The fluid circulates in the blood vessels, fills the various cells, and remains between the cells. It is involved in many processes that help us stay healthy and active.
- We lose water during the day, evaporate it when we breathe, cry and sweat. Our body gets rid of water through urine and feces. Together with fluids, certain amounts of electrolytes are excreted from the body.
In order to maintain proper function, your body tries to match water intake with water loss.
- Replenish fluids in the body, drink drinks and eat foods rich in water.
- But sometimes we can’t meet our water needs because we’re too busy or sick and don’t have a drinking glass or a safe supply of drinking water (when hiking, camping, etc.):
When your body loses more fluid than it takes in, this is medically known as dehydration.
- This can happen for many reasons, from reduced thirst (in the elderly) to high fever, profuse diarrhea, severe vomiting, and frequent urination (in those who live with high blood sugar or take water pills). ).
In most cases, your body sends out warning signals that it’s dehydrated before serious health problems begin to appear.
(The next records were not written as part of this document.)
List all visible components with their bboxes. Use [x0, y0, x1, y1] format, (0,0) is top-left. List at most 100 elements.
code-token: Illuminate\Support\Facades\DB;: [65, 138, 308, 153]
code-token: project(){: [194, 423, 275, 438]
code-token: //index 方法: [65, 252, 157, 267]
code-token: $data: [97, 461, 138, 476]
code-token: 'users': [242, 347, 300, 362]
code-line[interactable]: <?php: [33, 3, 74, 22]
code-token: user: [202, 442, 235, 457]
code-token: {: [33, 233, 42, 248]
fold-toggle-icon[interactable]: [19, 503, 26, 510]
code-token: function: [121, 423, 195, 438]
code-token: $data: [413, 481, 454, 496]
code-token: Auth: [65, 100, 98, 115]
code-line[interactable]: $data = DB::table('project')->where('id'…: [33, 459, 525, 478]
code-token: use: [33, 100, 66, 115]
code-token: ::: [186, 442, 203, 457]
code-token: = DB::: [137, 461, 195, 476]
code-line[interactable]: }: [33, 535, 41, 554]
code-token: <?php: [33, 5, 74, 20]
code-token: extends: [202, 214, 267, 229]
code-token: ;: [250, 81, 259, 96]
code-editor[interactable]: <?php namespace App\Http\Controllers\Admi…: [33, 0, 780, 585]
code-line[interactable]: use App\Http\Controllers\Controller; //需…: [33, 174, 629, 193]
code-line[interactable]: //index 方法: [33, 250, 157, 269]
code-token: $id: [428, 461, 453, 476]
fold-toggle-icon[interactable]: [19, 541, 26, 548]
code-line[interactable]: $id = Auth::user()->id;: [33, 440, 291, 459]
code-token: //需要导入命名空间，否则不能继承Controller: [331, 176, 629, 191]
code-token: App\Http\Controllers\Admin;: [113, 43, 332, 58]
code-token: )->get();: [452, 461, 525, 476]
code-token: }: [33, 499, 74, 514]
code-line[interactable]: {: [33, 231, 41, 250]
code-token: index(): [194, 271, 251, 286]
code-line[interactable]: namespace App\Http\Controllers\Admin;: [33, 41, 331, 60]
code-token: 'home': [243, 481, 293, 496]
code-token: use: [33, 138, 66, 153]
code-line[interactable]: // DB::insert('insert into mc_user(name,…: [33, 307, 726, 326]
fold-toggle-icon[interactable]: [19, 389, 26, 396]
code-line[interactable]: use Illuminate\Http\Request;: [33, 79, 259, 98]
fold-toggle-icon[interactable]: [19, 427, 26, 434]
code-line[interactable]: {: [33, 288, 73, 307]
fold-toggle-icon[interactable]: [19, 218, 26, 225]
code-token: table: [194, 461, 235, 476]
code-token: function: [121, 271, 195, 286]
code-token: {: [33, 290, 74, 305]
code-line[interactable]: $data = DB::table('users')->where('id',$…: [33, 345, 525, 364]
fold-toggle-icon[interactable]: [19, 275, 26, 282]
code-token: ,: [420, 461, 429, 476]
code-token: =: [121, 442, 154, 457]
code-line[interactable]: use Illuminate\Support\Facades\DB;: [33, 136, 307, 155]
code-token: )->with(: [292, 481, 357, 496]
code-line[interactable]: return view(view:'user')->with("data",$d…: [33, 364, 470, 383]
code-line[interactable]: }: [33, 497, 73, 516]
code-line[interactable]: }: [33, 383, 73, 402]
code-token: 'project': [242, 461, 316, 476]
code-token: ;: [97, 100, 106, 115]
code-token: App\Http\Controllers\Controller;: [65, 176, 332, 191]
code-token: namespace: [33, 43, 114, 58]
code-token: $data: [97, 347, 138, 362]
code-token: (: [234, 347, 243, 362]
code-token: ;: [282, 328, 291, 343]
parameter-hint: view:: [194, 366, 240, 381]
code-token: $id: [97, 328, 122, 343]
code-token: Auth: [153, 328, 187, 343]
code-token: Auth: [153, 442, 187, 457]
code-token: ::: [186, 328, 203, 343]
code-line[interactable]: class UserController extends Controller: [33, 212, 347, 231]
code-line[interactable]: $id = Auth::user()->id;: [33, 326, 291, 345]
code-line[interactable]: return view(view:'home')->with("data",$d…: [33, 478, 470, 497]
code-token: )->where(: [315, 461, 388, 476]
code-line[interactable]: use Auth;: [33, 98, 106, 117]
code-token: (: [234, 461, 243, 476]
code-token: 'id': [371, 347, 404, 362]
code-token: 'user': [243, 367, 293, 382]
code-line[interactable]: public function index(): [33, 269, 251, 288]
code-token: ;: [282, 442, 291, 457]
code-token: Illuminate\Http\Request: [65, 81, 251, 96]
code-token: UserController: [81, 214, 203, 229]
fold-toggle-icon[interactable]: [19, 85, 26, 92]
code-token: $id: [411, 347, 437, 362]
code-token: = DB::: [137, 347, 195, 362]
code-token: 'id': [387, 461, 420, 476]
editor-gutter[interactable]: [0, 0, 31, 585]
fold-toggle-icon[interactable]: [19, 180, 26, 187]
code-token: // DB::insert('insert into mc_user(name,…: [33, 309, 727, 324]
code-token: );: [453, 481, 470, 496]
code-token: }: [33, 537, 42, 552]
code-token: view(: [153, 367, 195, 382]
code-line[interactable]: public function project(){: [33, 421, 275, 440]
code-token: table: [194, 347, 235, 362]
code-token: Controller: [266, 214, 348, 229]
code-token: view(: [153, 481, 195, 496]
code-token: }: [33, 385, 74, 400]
What are these warning signs?
Dehydration can trigger a migraine attack, especially if you’re prone to this type of headache. Therefore, pain in the head can disappear after drinking a glass of plain water.
Insufficient water intake can reduce the production of saliva, which normally keeps the mouth moist. This causes discomfort in the mouth and bad breath.
Changes in the urine
- When you don’t drink enough, your body tries to “conserve” water by reducing urine output. Also, this urine becomes very concentrated, making it more yellow than usual.
It is commonly believed that dehydration makes people constantly feel sleepy, even after a restful night’s sleep.
- You know that with liquid you lose salts and electrolytes. If these losses are left unreplaced, the body’s electrolyte balance can be disturbed, sometimes causing muscle cramps in the extremities.
You may feel dizzy and dizzy for many reasons. And lack of water is one of them.
When you are dehydrated, you may feel very tired, even if you are not physically active.
increased heart rate
In advanced cases, dehydration causes the heart to beat very fast to compensate for the drop in blood pressure due to severe fluid loss.